Egyptian scientist Maged Al-Sherbiny, who researches vaccine development and diagnostics, South African Felix Dapare Dakora, who is studying food scarcity in Africa, and Mexican scholar Rossana Arroyo, who researches parasitic diseases, are the first recipients of the prize. Each is to receive $100,000 (£64,000). The rest of the prize will go to subsequent winners.

Corruption within Equatorial Guinea’s ruling clan and the oil-rich country’s human rights record have turned what might have been a welcome prize into a bitter four-year debate.

Even the head of the UN Educational, Scientific and Cultural Organisation, Irina Bokova, opposed the prize and twice sought legal counsel during the feud.

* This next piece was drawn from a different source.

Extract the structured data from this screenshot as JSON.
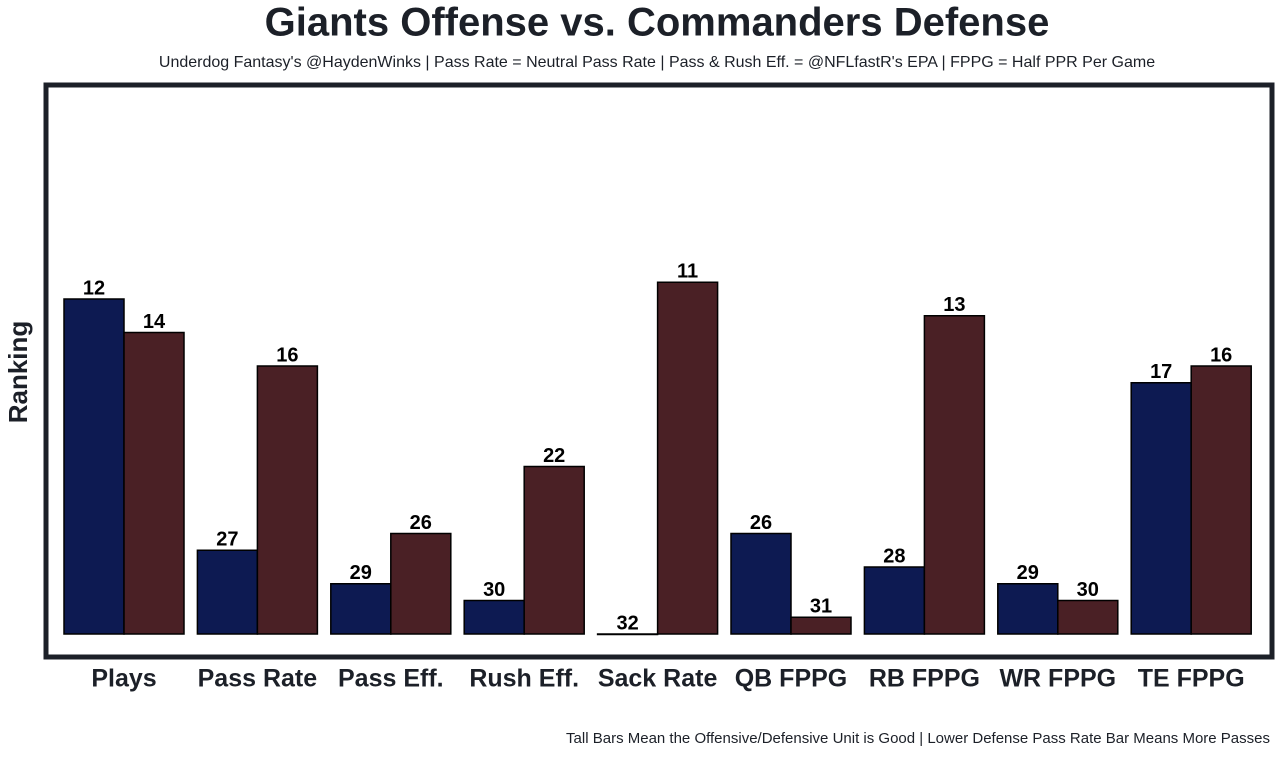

It is one of several major diplomatic dramas to descend on Unesco. The October vote to admit Palestine as Unesco’s 195th member triggered the withdrawal of $80m in US funding (£51m), or 22 per cent of the budget.

Even a former Mexican ambassador to Unesco, Homero Aridjis, has expressed his disappointment, even though one of the winners is Mexican.

“It is shameful,” he wrote in a statement issued on Monday, “that Unesco is party to a prize given by Africa’s longest-reigning dictator, who has pillaged his country’s wealth, keeping the majority of the population in dire poverty, and who has a long record of human rights abuse, repression of freedom of the press and corruption.”

Equatorial Guinea was the worst governed country of all surveyed by the UN in 2011 for a Human Development Report, which measured the discrepancy between wealth and development.